Saturday, February 21, 2004

Reminded of The Forgetting Machine

I had lunch with my friend John today, and he reminded me that I am supposed to be working on my Forgetting Machine. But that means working on my C++ skills, and although I have decided my project will be soft, I cannot decide on its form and some of its functions...

So we talked about a few things that connect to my love of decaying and disrupted systems, broken machines, memory and forgetting. (I keep meaning to ask Matt Webb about the last bit here.)

And John was talking about his early Usenet experiences, or how the Usenet protocols, increasing online traffic and limited processor power and storage space contributed to a sense that Internet communications were temporary. News admins would typically retain messages for a set period of time, and when they expired, they would be erased or fall off the bottom. (Deja's archives only go back to 1995, and Google's archives from the early days are patchy at best.) BBSs were also purged regularly, and people tended not to save email messages until POP and dial-up accounts became common. Apparently, since so little was being actively and systematically saved, people didn't fret about their words coming back to haunt them. It was understood that the machines - if not the people - would largely forget what had been said and sent.

Now our machines seem to remember everything, although as we produce and accumulate more and more information - and strive towards context awareness - we are still limited by processing power and storage. Online communications are now generally understood as public and permanent: when we post something online, we assume that Google will find it, which means that others can too. IM logs are generated by default. I delete much of my email, although I know people who have never deleted one message and plenty who send and copy email so as to ensure a public record is created. Memory seems to be much more important than forgetting now, and we assume that computers will continue to collect information and the Internet and the Web will continue to grow. (Even when sites try to die, they persist as the undead or ghost sites.)
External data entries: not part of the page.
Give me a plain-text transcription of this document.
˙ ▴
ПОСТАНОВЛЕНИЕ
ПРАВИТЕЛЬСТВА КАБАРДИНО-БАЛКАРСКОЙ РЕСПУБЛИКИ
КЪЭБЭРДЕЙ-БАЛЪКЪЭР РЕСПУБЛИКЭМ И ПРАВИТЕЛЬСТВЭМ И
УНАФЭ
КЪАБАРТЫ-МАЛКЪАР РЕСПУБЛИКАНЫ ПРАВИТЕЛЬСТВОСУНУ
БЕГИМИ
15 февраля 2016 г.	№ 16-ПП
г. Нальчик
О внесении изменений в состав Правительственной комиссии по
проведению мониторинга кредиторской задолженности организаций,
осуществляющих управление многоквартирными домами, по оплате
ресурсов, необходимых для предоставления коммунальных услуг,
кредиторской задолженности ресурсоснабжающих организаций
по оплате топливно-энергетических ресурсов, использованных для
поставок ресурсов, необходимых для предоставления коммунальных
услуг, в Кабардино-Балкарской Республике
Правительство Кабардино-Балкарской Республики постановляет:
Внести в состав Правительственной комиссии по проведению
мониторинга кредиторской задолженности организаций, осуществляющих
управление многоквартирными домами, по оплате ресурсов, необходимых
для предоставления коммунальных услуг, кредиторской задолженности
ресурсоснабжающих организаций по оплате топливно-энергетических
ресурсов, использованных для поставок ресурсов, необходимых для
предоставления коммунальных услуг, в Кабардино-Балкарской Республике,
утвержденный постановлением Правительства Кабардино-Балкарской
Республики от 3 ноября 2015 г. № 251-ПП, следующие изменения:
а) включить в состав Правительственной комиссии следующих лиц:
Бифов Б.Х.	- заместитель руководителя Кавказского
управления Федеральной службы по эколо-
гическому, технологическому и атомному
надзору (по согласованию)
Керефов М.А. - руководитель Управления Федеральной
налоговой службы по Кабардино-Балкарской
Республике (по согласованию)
So I was reminded of my Forgetting Machine. And that I am trying to build something that reminds us that not all things can or should be remembered. A tricky task, for sure! Part of this involves the creative corruption of information - along the lines of bricolage or remixing - as well as the selective and wholesale deletion of information. (And this, in turn, reminds me that FilePile is a brilliant example of sociable software if only because it forgets things, and lets people selectively remember, or (re)create memories - an important part of collective interaction.)